Die spanische Regierung soll laut einem Medienbericht Warnungen der eigenen Nachrichtendienste vor einer bevorstehenden Migrationswelle nach Ceuta ignoriert haben. Wie die Zeitung «The Objective» unter Berufung auf Sicherheitskreise berichtet, hätten die Geheimdienste Madrid bereits Wochen vor der Eskalation mehrmals auf Anzeichen für einen koordinierten Grenzansturm hingewiesen. Trotzdem seien weder zusätzliche Sicherungsmassnahmen getroffen noch das Militär rechtzeitig mobilisiert worden.

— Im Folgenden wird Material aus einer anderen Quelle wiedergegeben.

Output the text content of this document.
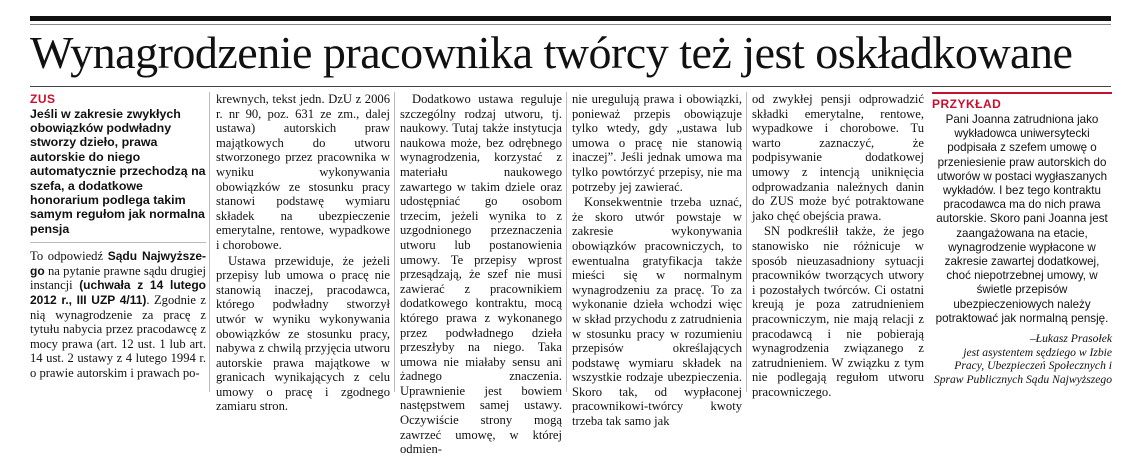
Wynagrodzenie pracownika twórcy też jest oskładkowane
ZUS
Jeśli w zakresie zwykłych obowiązków podwładny stworzy dzieło, prawa autorskie do niego automatycznie przechodzą na szefa, a dodatkowe honorarium podlega takim samym regułom jak normalna pensja

To odpowiedź Sądu Najwyższe-go na pytanie prawne sądu drugiej instancji (uchwała z 14 lutego 2012 r., III UZP 4/11). Zgodnie z nią wynagrodzenie za pracę z tytułu nabycia przez pracodawcę z mocy prawa (art. 12 ust. 1 lub art. 14 ust. 2 ustawy z 4 lutego 1994 r. o prawie autorskim i prawach po-

krewnych, tekst jedn. DzU z 2006 r. nr 90, poz. 631 ze zm., dalej ustawa) autorskich praw majątkowych do utworu stworzonego przez pracownika w wyniku wykonywania obowiązków ze stosunku pracy stanowi podstawę wymiaru składek na ubezpieczenie emerytalne, rentowe, wypadkowe i chorobowe.

Ustawa przewiduje, że jeżeli przepisy lub umowa o pracę nie stanowią inaczej, pracodawca, którego podwładny stworzył utwór w wyniku wykonywania obowiązków ze stosunku pracy, nabywa z chwilą przyjęcia utworu autorskie prawa majątkowe w granicach wynikających z celu umowy o pracę i zgodnego zamiaru stron.

Dodatkowo ustawa reguluje szczególny rodzaj utworu, tj. naukowy. Tutaj także instytucja naukowa może, bez odrębnego wynagrodzenia, korzystać z materiału naukowego zawartego w takim dziele oraz udostępniać go osobom trzecim, jeżeli wynika to z uzgodnionego przeznaczenia utworu lub postanowienia umowy. Te przepisy wprost przesądzają, że szef nie musi zawierać z pracownikiem dodatkowego kontraktu, mocą którego prawa z wykonanego przez podwładnego dzieła przeszłyby na niego. Taka umowa nie miałaby sensu ani żadnego znaczenia. Uprawnienie jest bowiem następstwem samej ustawy. Oczywiście strony mogą zawrzeć umowę, w której odmien-

nie uregulują prawa i obowiązki, ponieważ przepis obowiązuje tylko wtedy, gdy „ustawa lub umowa o pracę nie stanowią inaczej”. Jeśli jednak umowa ma tylko powtórzyć przepisy, nie ma potrzeby jej zawierać.

Konsekwentnie trzeba uznać, że skoro utwór powstaje w zakresie wykonywania obowiązków pracowniczych, to ewentualna gratyfikacja także mieści się w normalnym wynagrodzeniu za pracę. To za wykonanie dzieła wchodzi więc w skład przychodu z zatrudnienia w stosunku pracy w rozumieniu przepisów określających podstawę wymiaru składek na wszystkie rodzaje ubezpieczenia. Skoro tak, od wypłaconej pracownikowi-twórcy kwoty trzeba tak samo jak

od zwykłej pensji odprowadzić składki emerytalne, rentowe, wypadkowe i chorobowe. Tu warto zaznaczyć, że podpisywanie dodatkowej umowy z intencją uniknięcia odprowadzania należnych danin do ZUS może być potraktowane jako chęć obejścia prawa.

SN podkreślił także, że jego stanowisko nie różnicuje w sposób nieuzasadniony sytuacji pracowników tworzących utwory i pozostałych twórców. Ci ostatni kreują je poza zatrudnieniem pracowniczym, nie mają relacji z pracodawcą i nie pobierają wynagrodzenia związanego z zatrudnieniem. W związku z tym nie podlegają regułom utworu pracowniczego.

PRZYKŁAD
Pani Joanna zatrudniona jako wykładowca uniwersytecki podpisała z szefem umowę o przeniesienie praw autorskich do utworów w postaci wygłaszanych wykładów. I bez tego kontraktu pracodawca ma do nich prawa autorskie. Skoro pani Joanna jest zaangażowana na etacie, wynagrodzenie wypłacone w zakresie zawartej dodatkowej, choć niepotrzebnej umowy, w świetle przepisów ubezpieczeniowych należy potraktować jak normalną pensję.
–Łukasz Prasołek
jest asystentem sędziego w Izbie Pracy, Ubezpieczeń Społecznych i Spraw Publicznych Sądu Najwyższego
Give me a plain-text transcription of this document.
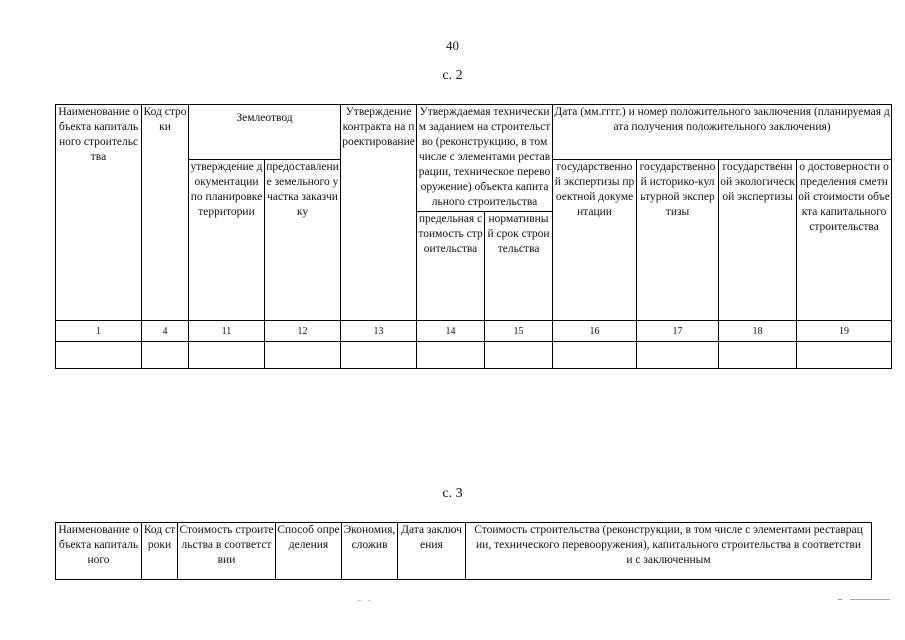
40
с. 2
Наименование объекта капитального строительства	Код строки	Землеотвод		Утверждение контракта на проектирование	Утверждаемая техническим заданием на строительство (реконструкцию, в том числе с элементами реставрации, техническое перевооружение) объекта капитального строительства		Дата (мм.гггг.) и номер положительного заключения (планируемая дата получения положительного заключения)			
		утверждение документации по планировке территории	предоставление земельного участка заказчику				государственной экспертизы проектной документации	государственной историко-культурной экспертизы	государственной экологической экспертизы	о достоверности определения сметной стоимости объекта капитального строительства
					предельная стоимость строительства	нормативный срок строительства				
1	4	11	12	13	14	15	16	17	18	19

с. 3
Наименование объекта капитального	Код строки	Стоимость строительства в соответствии	Способ определения	Экономия, сложив	Дата заключения	Стоимость строительства (реконструкции, в том числе с элементами реставрации, технического перевооружения), капитального строительства в соответствии с заключенным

Xinhua News Agency.All Rights Reserved
Den Angaben zufolge gingen die Nachrichtendienste davon aus, dass Marokkos König Mohammed VI. anlässlich seines Thronjubiläums einen «Akt der Grosszügigkeit» an der Grenze zulassen könnte. In den folgenden Tagen hätten die Behörden wiederholt Hinweise auf Schwimmübertritte sowie auf Busse erhalten, die Menschen aus verschiedenen Landesteilen Marokkos in den Grenzraum brachten.
Bereits in den zehn Tagen vor der Eskalation erreichten laut dem Bericht rund 1000 Migranten die spanische Exklave. Die Geheimdienste werteten dies demnach als möglichen Testlauf der marokkanischen Behörden. Kurz vor dem grossen Grenzansturm in der vergangenen Woche hätten sie die Zentralregierung erneut gewarnt.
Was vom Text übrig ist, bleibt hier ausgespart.